As we approach the “giving” aka “buying” season of December, my mind turns to a pet peeve – excessive and deceptive Advertising.  For example:

  • Specialized dog biscuits geared to cure your dog of halitosis. Really? I love dogs but this seems over the top.
  • Toothpaste boxes that show a huge swirl of toothpaste overflowing the brush. Since I use an electric toothbrush with a tiny head, only a dab will do it. I presume it’s meant as a subliminal message to kids to put a big hunk of toothpaste on their brush so the parent has to buy toothpaste more often.
  • Fake news political ads. “Fake news” is in the eye of the beholder, but with each campaign season I see ads that portray a candidate or cause with misleading innuendos.
  • How does one know which news source to trust?

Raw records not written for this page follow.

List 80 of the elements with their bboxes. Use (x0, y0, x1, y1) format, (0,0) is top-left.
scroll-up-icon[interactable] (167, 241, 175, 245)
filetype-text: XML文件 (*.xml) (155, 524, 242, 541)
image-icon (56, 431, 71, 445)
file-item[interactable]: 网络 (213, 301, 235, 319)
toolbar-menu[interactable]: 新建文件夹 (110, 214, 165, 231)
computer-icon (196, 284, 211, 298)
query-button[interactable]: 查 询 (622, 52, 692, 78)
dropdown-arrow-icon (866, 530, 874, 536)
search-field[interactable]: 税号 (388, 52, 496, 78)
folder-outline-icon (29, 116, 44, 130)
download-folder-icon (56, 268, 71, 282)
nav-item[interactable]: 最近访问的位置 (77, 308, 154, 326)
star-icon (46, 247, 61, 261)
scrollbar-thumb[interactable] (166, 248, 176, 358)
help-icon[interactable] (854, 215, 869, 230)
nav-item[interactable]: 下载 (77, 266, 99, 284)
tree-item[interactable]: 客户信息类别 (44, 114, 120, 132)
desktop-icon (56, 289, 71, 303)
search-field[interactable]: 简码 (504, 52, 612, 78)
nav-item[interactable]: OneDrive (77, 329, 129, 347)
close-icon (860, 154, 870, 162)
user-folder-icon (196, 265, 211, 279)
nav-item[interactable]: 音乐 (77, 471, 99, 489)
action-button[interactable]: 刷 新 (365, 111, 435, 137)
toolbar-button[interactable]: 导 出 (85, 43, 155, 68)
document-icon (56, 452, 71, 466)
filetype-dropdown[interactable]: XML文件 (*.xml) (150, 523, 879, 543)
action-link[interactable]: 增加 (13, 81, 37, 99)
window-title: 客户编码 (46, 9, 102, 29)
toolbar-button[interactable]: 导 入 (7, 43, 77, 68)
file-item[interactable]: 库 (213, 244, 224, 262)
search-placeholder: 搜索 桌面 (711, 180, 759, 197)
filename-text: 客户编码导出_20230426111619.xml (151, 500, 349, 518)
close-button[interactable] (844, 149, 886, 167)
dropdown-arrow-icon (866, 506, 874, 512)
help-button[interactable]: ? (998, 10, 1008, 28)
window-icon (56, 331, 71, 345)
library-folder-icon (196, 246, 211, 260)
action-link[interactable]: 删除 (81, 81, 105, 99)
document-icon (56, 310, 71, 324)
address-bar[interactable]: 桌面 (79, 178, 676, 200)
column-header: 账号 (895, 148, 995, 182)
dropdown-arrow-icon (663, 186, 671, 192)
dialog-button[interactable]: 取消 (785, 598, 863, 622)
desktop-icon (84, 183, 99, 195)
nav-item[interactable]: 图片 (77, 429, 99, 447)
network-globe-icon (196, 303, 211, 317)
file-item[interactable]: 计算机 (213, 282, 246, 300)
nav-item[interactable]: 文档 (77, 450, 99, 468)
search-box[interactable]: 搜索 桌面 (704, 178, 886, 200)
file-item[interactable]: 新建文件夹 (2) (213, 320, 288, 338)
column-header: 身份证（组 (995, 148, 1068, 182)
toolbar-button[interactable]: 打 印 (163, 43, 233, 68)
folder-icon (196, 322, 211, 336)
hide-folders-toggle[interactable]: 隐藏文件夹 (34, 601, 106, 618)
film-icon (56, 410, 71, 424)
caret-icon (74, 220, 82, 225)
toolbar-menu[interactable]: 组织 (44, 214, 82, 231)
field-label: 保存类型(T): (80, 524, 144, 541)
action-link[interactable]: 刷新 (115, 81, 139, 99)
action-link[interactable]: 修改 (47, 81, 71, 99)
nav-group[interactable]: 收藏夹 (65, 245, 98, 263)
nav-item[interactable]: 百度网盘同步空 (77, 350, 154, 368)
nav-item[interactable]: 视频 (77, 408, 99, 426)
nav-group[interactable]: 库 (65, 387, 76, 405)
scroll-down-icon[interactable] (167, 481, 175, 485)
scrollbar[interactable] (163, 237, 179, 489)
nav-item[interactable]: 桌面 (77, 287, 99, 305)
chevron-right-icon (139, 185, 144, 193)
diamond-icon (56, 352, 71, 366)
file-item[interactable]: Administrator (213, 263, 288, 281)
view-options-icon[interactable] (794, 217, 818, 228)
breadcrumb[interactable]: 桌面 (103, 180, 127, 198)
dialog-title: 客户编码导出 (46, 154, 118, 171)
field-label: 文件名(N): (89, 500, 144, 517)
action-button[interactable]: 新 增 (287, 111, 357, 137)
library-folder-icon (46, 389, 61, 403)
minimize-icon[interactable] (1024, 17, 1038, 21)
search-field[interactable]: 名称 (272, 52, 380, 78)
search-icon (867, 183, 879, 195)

As I reflected on these examples, I realized that I had slipped into judgmentalism based on my own biases. So I tried arguing the other side:

  • Dog treats – Hey, it’s just a treat. Don’t I treat myself with ice-cream, candy bars, etc. Just be mindful that it’s a choice. Buying stuff won’t bring lasting happiness, love, and satisfaction. Those are inside jobs.
  • Toothpaste – Should I fault companies for trying to sell more of their product? After all, I have free will and don’t have to use that much.
  • Fake news – I can educate myself about news sources. I don’t have to be a blind consumer. Even if I like my news source I should be aware of how it leans so I’m not gullible to propaganda.  See Strategy #2 below for resources.

1. Take all hype with a grain of salt.
Train yourself to be Ad-Resistant. Question all ads.
2. Check it out with a reliable, neutral source.
See All Sides for a chart of how various news sources lean. For youth, visit Democracy and Me for good basic civics lessons
3. Time is usually your friend. Wait to see if the urge passes.
4. Assess purchases against the Need/Want principle. Treats are OK in moderation
5. Fast from one form of media ads for a week (TV, radio, FB, Instagram, magazines…)
6. OR for the hard core Ad Averse, consider big questions like –

• How would a homeless person view this purchase?
• Would I still buy this if I knew I was going to die tomorrow or next month?
• Can I use the money for something better or donate it to person in need?